Where can I read recent tech layoff news?
Follow all of our tech layoffs news here and track which companies are cutting jobs with the comprehensive layoffs tracker provided above. Crunchbase News is your go-to source for in-depth analysis and timely updates on the evolving tech employment landscape.

Where can I see layoffs in the last 24 hours?
While not updated daily to reflect every 24-hour cycle, this Crunchbase Tech Layoffs Tracker is updated weekly, and often more frequently, to capture the latest significant job cuts at U.S. tech employers, ensuring you have access to the most current trends and major announcements.
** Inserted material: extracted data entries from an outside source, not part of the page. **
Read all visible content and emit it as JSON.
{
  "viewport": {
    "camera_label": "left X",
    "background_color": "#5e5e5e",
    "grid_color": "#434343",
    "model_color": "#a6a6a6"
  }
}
Which companies are hiring for open tech jobs?
Despite the ongoing layoffs in the sector, many tech companies continue to actively hire for open roles, particularly in critical areas or for specialized skills. Crunchbase’s actively hiring data helps users identify companies with multiple open roles. You can leverage Crunchbase’s sophisticated filters to find companies that are expanding their teams even as others contract. You can find all of our job market-related news here to stay informed about hiring trends and opportunities.

Can I cite the Crunchbase Tech Layoffs Tracker?
Yes. Please cite Crunchbase News and include a direct link to this Tech Layoffs Tracker in your publication or report. We encourage the use of our data to inform broader discussions on the tech industry’s health and evolution.